WAAROM BEHEER NODIG IS
In Nederland zijn veel meerkoeten. In de herfst en winter vormen ze grote groepen. Die trekken vanaf het water naar aangrenzende graslanden en eten het gras dat voor koeien is bestemd. Ze vertrappen gewassen en bevuilen akkers en weilanden met hun uitwerpselen. De vogels vreten ook landbouwgewassen als granen en maïs.
HOE VOORKOM JE SCHADE
In een aantal provincies is het toegestaan om de meerkoet te verjagen. Agrariërs kunnen akoestische middelen inzetten als kleppermolentjes, knalapparatuur, schriklint/koord en ritselfolie om schade aan gewassen te voorkomen. Ook visuele middelen helpen om de vogels te verjagen. Denk aan flitsmolens, ballonnen en vogelverschrikkers. Met laag flexibel raster van bijvoorbeeld landbouwdoek is te voorkomen dat groepen meerkoeten via het water het grasland op komen.

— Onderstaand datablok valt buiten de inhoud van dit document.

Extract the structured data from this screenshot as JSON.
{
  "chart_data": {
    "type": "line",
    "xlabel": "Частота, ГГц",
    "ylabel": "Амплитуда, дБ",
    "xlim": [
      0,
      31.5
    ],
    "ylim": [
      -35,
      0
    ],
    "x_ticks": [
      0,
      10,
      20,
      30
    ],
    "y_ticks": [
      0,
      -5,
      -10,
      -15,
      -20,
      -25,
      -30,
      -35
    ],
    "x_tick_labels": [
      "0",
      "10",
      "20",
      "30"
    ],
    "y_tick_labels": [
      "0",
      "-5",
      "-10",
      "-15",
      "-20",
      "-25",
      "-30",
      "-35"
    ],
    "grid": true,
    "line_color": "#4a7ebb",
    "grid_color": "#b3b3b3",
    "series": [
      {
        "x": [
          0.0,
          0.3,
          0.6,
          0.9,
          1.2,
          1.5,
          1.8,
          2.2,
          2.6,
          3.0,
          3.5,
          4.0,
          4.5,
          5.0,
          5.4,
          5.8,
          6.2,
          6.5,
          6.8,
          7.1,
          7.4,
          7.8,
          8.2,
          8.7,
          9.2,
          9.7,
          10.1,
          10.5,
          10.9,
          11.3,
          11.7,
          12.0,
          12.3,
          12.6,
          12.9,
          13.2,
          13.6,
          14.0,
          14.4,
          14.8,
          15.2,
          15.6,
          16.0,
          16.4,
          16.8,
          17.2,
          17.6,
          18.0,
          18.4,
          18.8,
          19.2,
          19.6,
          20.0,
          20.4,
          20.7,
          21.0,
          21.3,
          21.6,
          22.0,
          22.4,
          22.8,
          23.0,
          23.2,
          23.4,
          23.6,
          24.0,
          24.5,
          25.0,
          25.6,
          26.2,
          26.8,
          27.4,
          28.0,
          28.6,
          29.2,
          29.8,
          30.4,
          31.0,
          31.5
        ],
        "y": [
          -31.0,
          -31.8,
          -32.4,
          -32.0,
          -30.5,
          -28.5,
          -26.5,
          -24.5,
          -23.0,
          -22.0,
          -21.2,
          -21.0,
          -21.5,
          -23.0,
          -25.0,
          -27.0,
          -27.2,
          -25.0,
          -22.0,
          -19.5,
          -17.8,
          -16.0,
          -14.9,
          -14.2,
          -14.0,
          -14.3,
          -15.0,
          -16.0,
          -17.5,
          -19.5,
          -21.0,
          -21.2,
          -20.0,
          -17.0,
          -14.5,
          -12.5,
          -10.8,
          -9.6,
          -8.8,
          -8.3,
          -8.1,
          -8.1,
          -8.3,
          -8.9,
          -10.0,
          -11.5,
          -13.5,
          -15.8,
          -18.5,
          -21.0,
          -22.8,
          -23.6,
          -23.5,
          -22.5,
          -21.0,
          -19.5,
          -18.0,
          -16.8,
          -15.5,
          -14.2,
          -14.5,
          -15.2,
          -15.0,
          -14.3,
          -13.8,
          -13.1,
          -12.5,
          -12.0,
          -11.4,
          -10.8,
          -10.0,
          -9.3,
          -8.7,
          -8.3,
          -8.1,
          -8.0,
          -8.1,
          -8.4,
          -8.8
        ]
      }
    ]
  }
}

WANNEER PREVENTIE NIET HELPT
De meerkoet mag het gehele jaar worden verontrust om schade aan landbouwgewassen te voorkomen. Door het ontbreken van schadecijfers is er in Zeeland op voorhand geen ontheffing beschikbaar. Aanvullende ontheffingen kunnen wel worden aangevraagd.
HET WETEN WAARD
- De meerkoet loopt makkelijker over het water dan dat hij vliegt.
- Den meerkoetgezin krijgt 2 tot 3 keer per jaar een nest kuikens van 5-10 jongeren.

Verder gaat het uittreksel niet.